É a segunda vez que o cinema se interessa pelo ex-polícia Matt Scudder, criação do romancista Lawrence Block numa série de romances policiais que chegou ao cinema pela primeira vez sob os traços de Jeff Bridges em 1985.

Mas Oito Milhões de Maneiras de Morrer, dirigido por Hal Ashby a partir de um guião de Oliver Stone e Robert Towne, não ficou na história. O projecto de O Caminho entre o Bem e o Mal andou vários anos aos tombos por Hollywood antes de finalmente ser concretizado pelo veterano argumentista Scott Frank (Romance Perigoso para Soderbergh e Relatório Minoritário para Spielberg, entre outros), na sua segunda realização após Vigilante (2006). É uma entrada “fora de tempo” num género que os grandes estúdios praticamente abandonaram, o policial de “classe média”, “série B”, onde se formou gente tão interessante como Don Siegel ou Richard Fleischer.

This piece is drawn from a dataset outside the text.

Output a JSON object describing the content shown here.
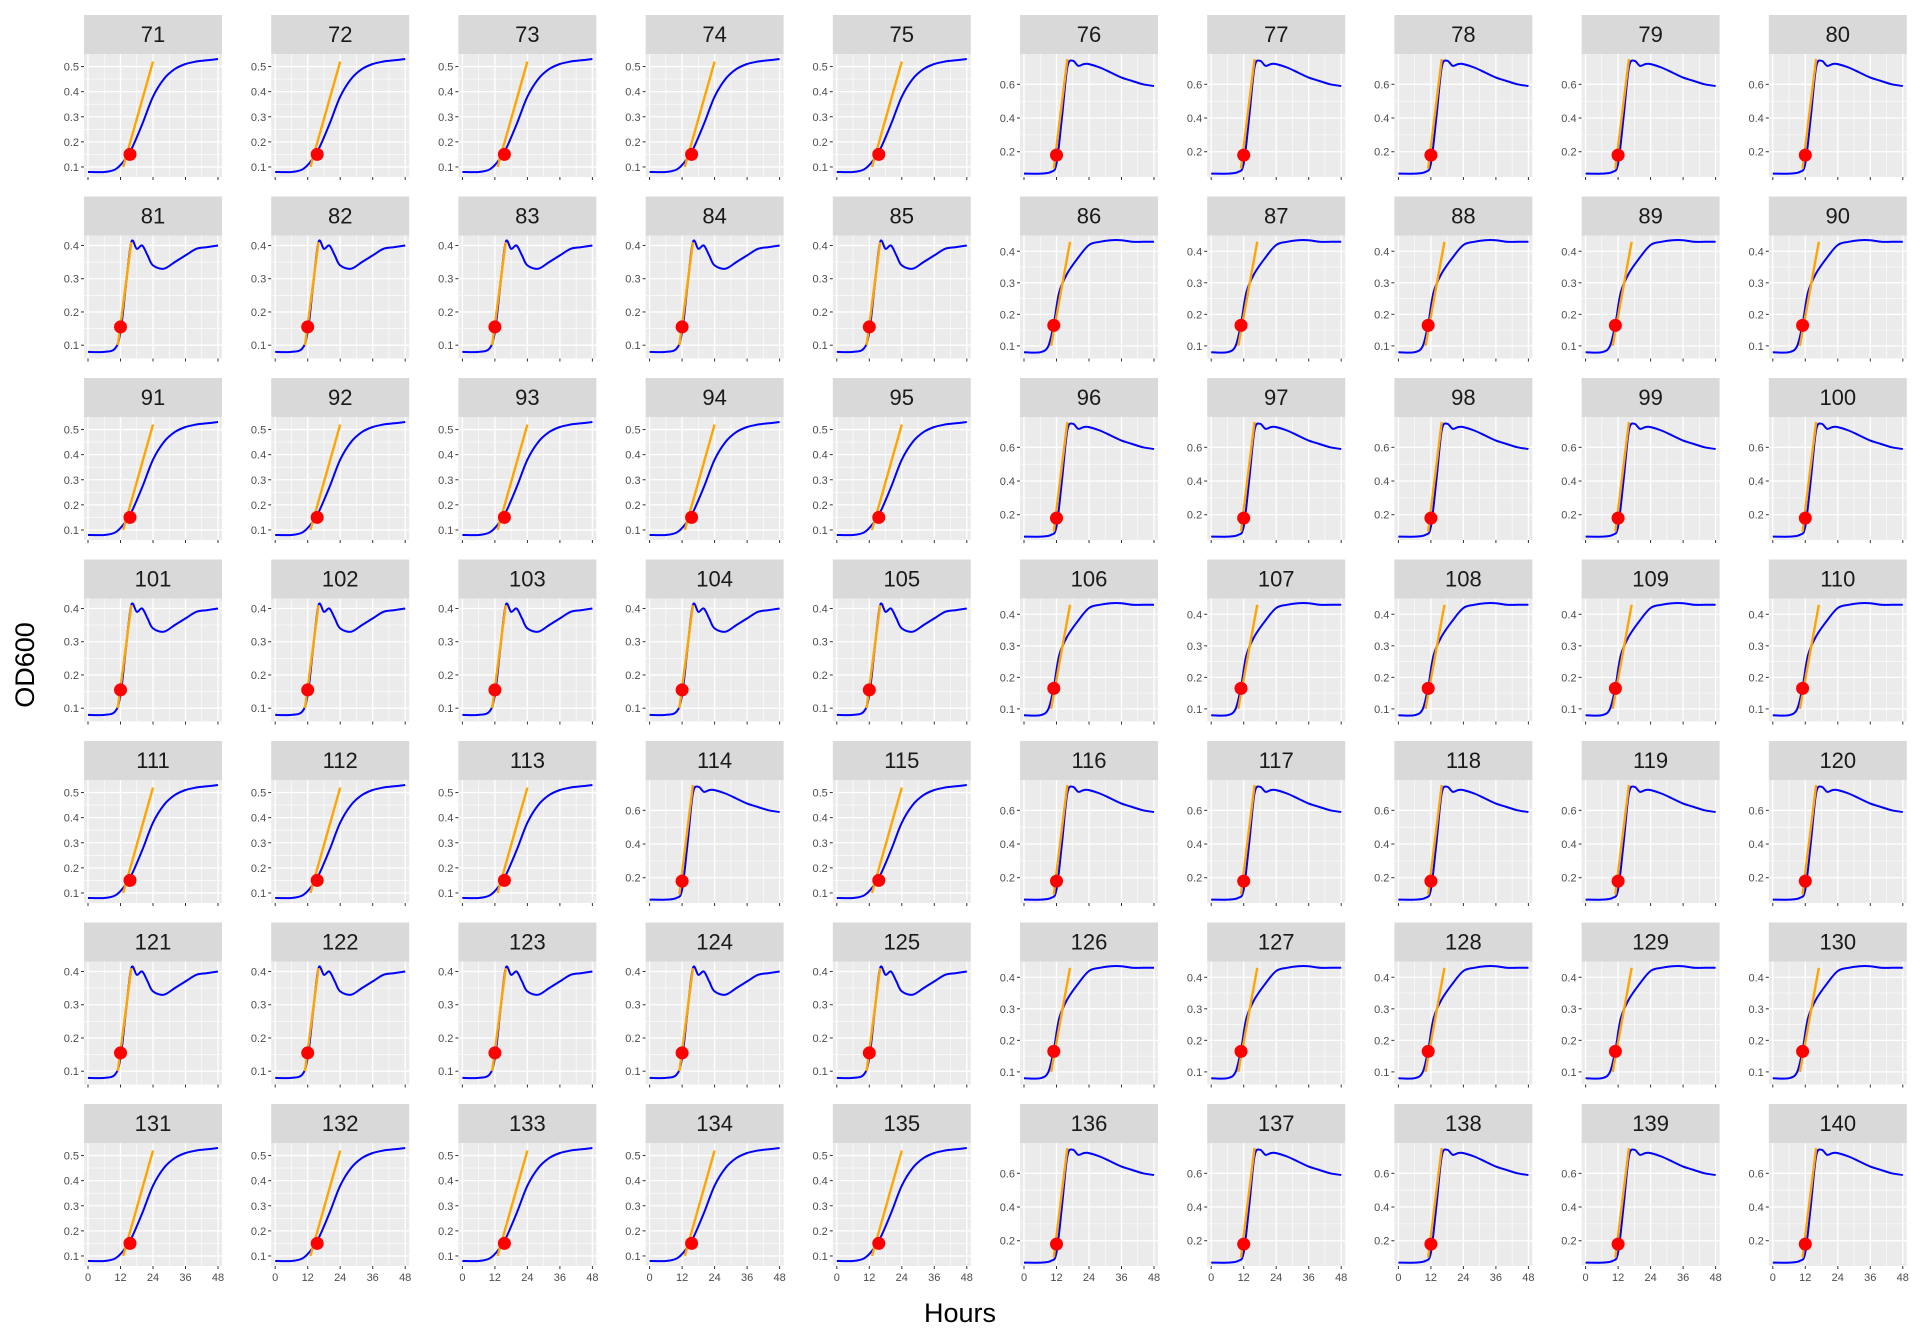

E é nesse lado, na solidez despretensiosa que não faz cedências a exigências mais ou menos comerciais, que o filme se ganha: há aqui um tom sombrio, glauco, uma abordagem “clássica” a uma realidade brutal nunca escamoteada, um universo puramente masculino mas desencantado e muito pouco heróico herdado do film noir, no qual o irlandês Liam Neeson (actor de recursos erguido surpreendentemente a herói de acção) ferra os dentes com gosto. O seu Matt Scudder é um ex-alcoólico desiludido mas com um sentido aguçado da moral, espécie de “homem da limpeza” que sobrevive nas margens e cujo estatuto não oficial lhe permite aceitar os casos-limite, como esta história brutal de serial killers psicóticos que escolhem como alvos as esposas de traficantes de droga.

Mas é também nessa modéstia de filme sem ambições que O Caminho entre o Bem e o Mal se perde, porque é um filme de argumentista, onde a realização é mais ilustrativa e funcional do que inspirada, sem correr riscos nem arvorar uma personalidade. Ao mesmo tempo herdeiro de muitos dos policiais de série B que a Universal produzia nos anos 1970 e corpo estranho na produção corrente de Hollywood, é um objecto suficientemente singular nos tempos que correm para lhe prestarmos alguma atenção.